“Unsettled weather.”
During our time in Colorado the forecast kept calling for “unsettled weather”. I’d never heard that forecast in our home state of Michigan.
I had to look it up.
Weather.gov says unsettled weather is:
A colloquial term used to describe a condition in the atmosphere conducive to precipitation. This term typically is associated with the passage of surface or upper level low pressure systems, fronts or other phenomenon when precipitation expected.Weather.gov
But really?
It’s a word weather forecasters use to throw up their hands and say “anything can happen”.
In Colorado I’d joke that on unsettled days we’d just have “all the weathers”. The sun would come out, then a 10-minute armageddon of wind and rain, back to sun for an hour and hey how about some snow now just because you haven’t seen that for at least an hour.
Unsettled.
If you remove weather from the equation, Dictionary.com’s #2 definition of unsettled is:
Continuously moving or changing; not situated in one placeDictionary.com
Miriam-Webster.com defines it as:
Feeling nervous, upset, or worried : not comfortable.Miriam-Webster.com
This is often us while on the road.
Unsettled about being unsettled.
Suburban Dance
Suburban life felt like a square dance with a caller:
Allemande Left - time for kids to go back to school.
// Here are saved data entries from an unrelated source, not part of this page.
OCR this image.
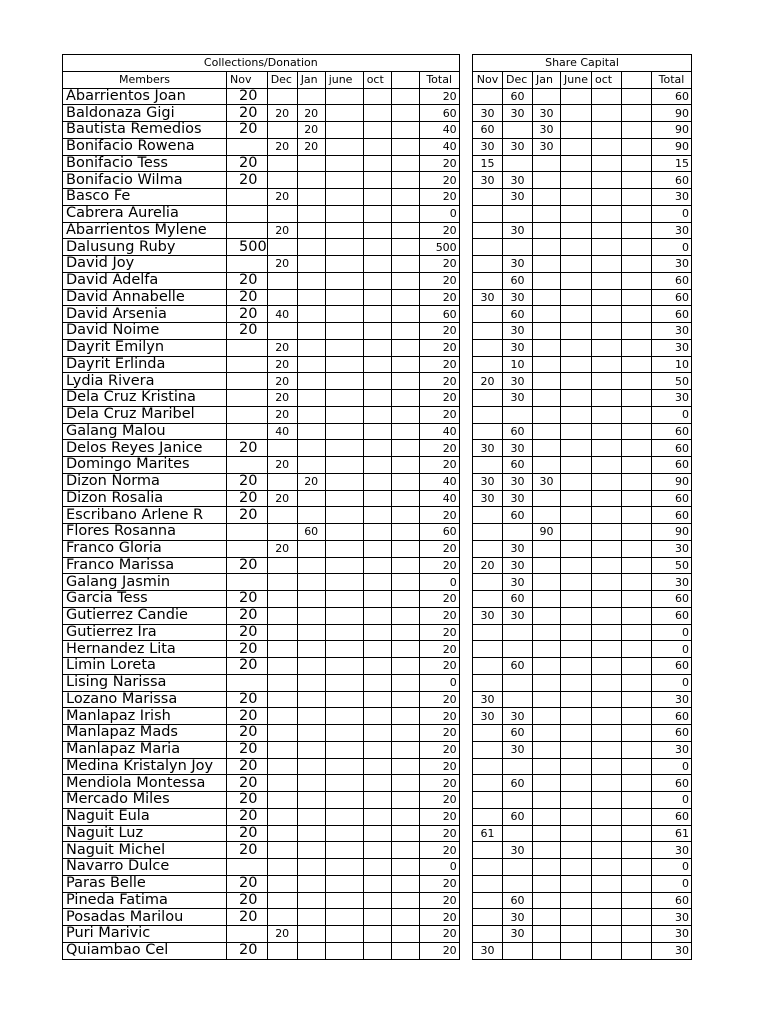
Collections/Donation							
Members	Nov	Dec	Jan	june	oct		Total
Abarrientos Joan	20						20
Baldonaza Gigi	20	20	20				60
Bautista Remedios	20		20				40
Bonifacio Rowena		20	20				40
Bonifacio Tess	20						20
Bonifacio Wilma	20						20
Basco Fe		20					20
Cabrera Aurelia							0
Abarrientos Mylene		20					20
Dalusung Ruby	500						500
David Joy		20					20
David Adelfa	20						20
David Annabelle	20						20
David Arsenia	20	40					60
David Noime	20						20
Dayrit Emilyn		20					20
Dayrit Erlinda		20					20
Lydia Rivera		20					20
Dela Cruz Kristina		20					20
Dela Cruz Maribel		20					20
Galang Malou		40					40
Delos Reyes Janice	20						20
Domingo Marites		20					20
Dizon Norma	20		20				40
Dizon Rosalia	20	20					40
Escribano Arlene R	20						20
Flores Rosanna			60				60
Franco Gloria		20					20
Franco Marissa	20						20
Galang Jasmin							0
Garcia Tess	20						20
Gutierrez Candie	20						20
Gutierrez Ira	20						20
Hernandez Lita	20						20
Limin Loreta	20						20
Lising Narissa							0
Lozano Marissa	20						20
Manlapaz Irish	20						20
Manlapaz Mads	20						20
Manlapaz Maria	20						20
Medina Kristalyn Joy	20						20
Mendiola Montessa	20						20
Mercado Miles	20						20
Naguit Eula	20						20
Naguit Luz	20						20
Naguit Michel	20						20
Navarro Dulce							0
Paras Belle	20						20
Pineda Fatima	20						20
Posadas Marilou	20						20
Puri Marivic		20					20
Quiambao Cel	20						20
Share Capital						
Nov	Dec	Jan	June	oct		Total
	60					60
30	30	30				90
60		30				90
30	30	30				90
15						15
30	30					60
	30					30
						0
	30					30
						0
	30					30
	60					60
30	30					60
	60					60
	30					30
	30					30
	10					10
20	30					50
	30					30
						0
	60					60
30	30					60
	60					60
30	30	30				90
30	30					60
	60					60
		90				90
	30					30
20	30					50
	30					30
	60					60
30	30					60
						0
						0
	60					60
						0
30						30
30	30					60
	60					60
	30					30
						0
	60					60
						0
	60					60
61						61
	30					30
						0
						0
	60					60
	30					30
	30					30
30						30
Promenade - put your Christmas decorations up.
Do Sa Do - fertilize your lawn.
Everyone else knows the calls. Friends and family move from one season to another with the confidence of experienced dancers hooking arms to change partners.
Not us.
We’re unsettled.
No Route
We don’t always have a route planned. We don’t always know where we’ll spend the next summer. Or winter. We don’t know what our post-kids life will be like.
We’ve been here before.
And you’d think we’d learn.
After over six years on the road you’d think we’d be more comfortable with the unknown. But we still worry. We still get anxious.
But a Goal
I have to stop and remember.
I have to remember that I didn’t like knowing the script. I didn’t like following the crowd. Moving predictably from one season to the next, doing the same thing every year.
I wanted adventure.
There’s little adventure in being “settled”.